Productivity is a measure of how many (usually people) it takes to produce how much (usually products, like cars). If we can produce more with less, that should translate into many good things such as lower prices, higher profit margins and an expanding economy. The numbers for productivity have been expanding for years, but in the past two years have changed in one substantial fashion. The recent improvements in productivity have come from companies being in a cost cutting mode versus an investment mode.
In an investment mode, like the nineties, companies spent money on capital equipment improvements (computers and machinery) to help the existing workforce become more productive. That’s a great example of good productivity; companies spending money to buy other companies’ products to make their products more efficiently. The current increases in productivity have come from cost cutting. Companies cutting back on capital investments, employees, overtime and hours worked, yet working everyone left a little harder to produce a consistent amount of product. That is an example of productivity that is unsustainable for the long-term and therefore bad productivity.

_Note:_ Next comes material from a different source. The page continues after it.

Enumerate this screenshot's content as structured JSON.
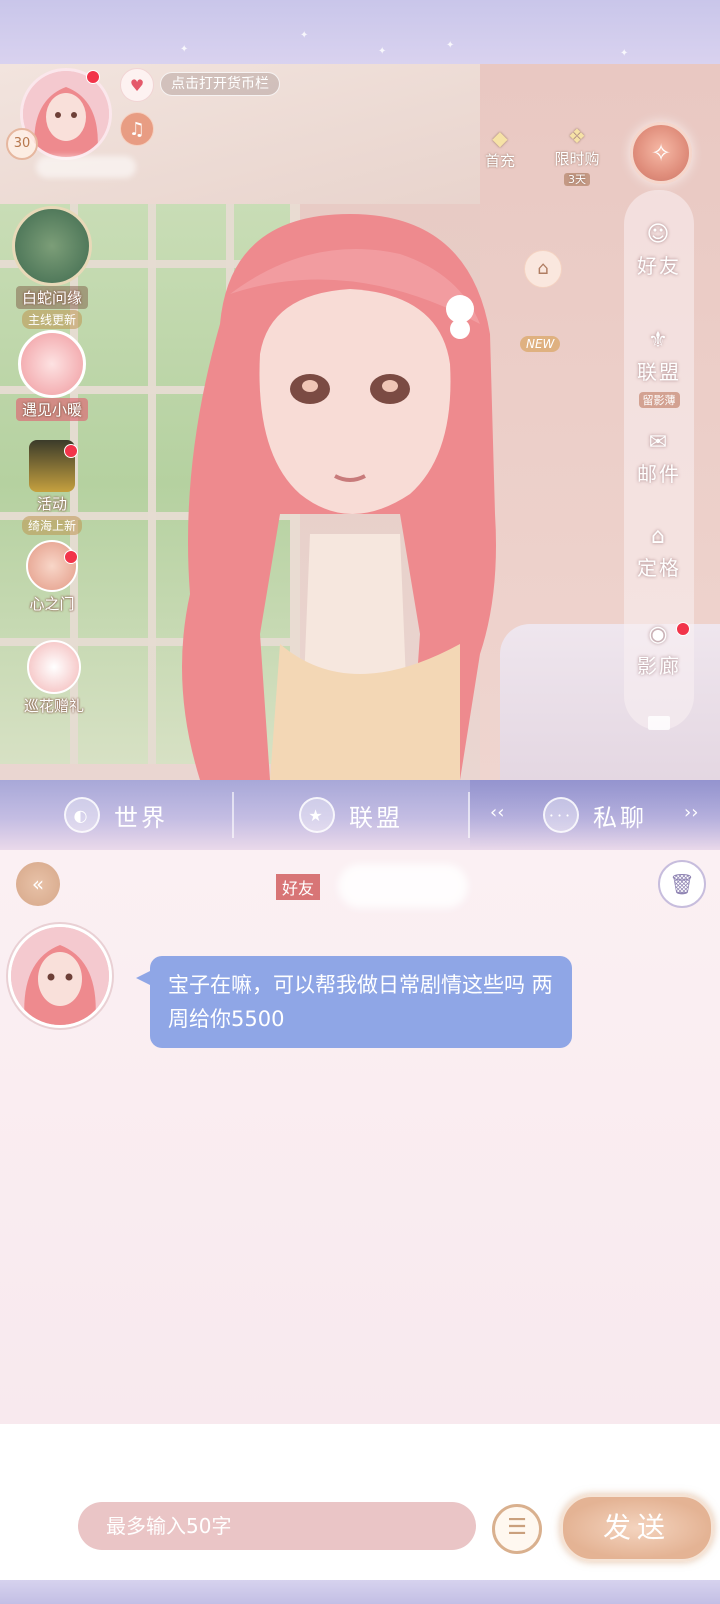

We can work everyone a little harder for short periods of time, but true expansion in productivity, and the economy, comes from investments in capital spending, not from cost cutting. As we’ve mentioned before, at this point in the business cycle confidence is key. In order for business people to switch back to investing in their businesses from cutting cost, they must feel confident that the markets and the economy are improving. We feel they are and are looking forward to a fourth quarter of data that will confirm our feelings. Part of that confirmation will consist of productivity increases that result from making, not cutting, investments in business.